# Other Aquarium Forums > Equipment and Accessories > DIY Projects >  How to DIY a 4ft stackable filter

## koolman

Hi, 
Presently, I have been searching for a 4ft stackable filter or a 4ft multi-layer OHF for a long period. Could someone teach me how to set a 4ft stackable filter or where can I get a 4ft multi-layer OHF? Thanks

Regards,

Koolman

----------


## illumnae

you can buy the base and trays from C328...you'll have to buy a suitable powerhead and do a small DIY connecting the powerhead to the top tray using the plastic tubing available from c328...connectors also available from there so just need to measure and cut.
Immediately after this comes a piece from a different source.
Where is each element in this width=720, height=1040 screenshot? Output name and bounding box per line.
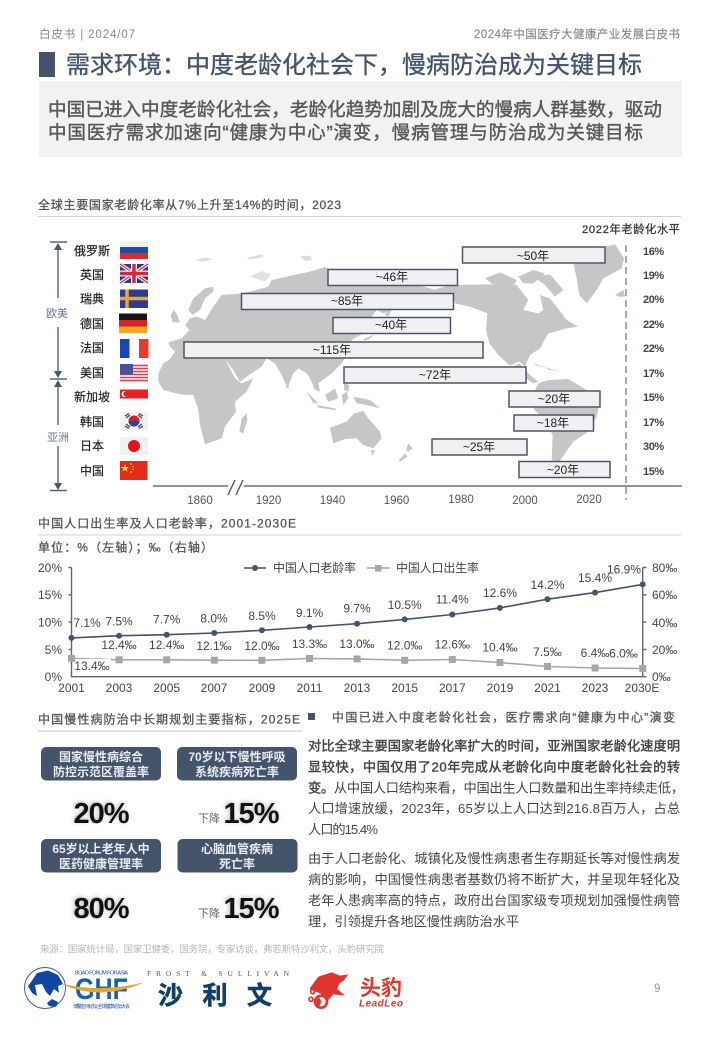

i just DIYed a 2ft one about a month ago using the base and trays from c328 and the filter's working wonderfully...when i bought mine, another customer was just buying the 4ft one so they do have it available as well.

----------


## koolman

Hi, Thanks for providing me with such an useful information. I will go down and take a look when I am free.

Cheers

Koolman  :Grin:

----------


## nicefish

> you can buy the base and trays from C328...you'll have to buy a suitable powerhead and do a small DIY connecting the powerhead to the top tray using the plastic tubing available from c328...connectors also available from there so just need to measure and cut.
> 
> i just DIYed a 2ft one about a month ago using the base and trays from c328 and the filter's working wonderfully...when i bought mine, another customer was just buying the 4ft one so they do have it available as well.


Hi, I know this thread is pretty old but would like your advice regarding how to start a stackable OHF. 

1) What exactly are the hardware needed (minus the media) for a 2-feet tank?
2) How much would it roughly cost (minus media)?

Any advice would be helpful, thanks!

----------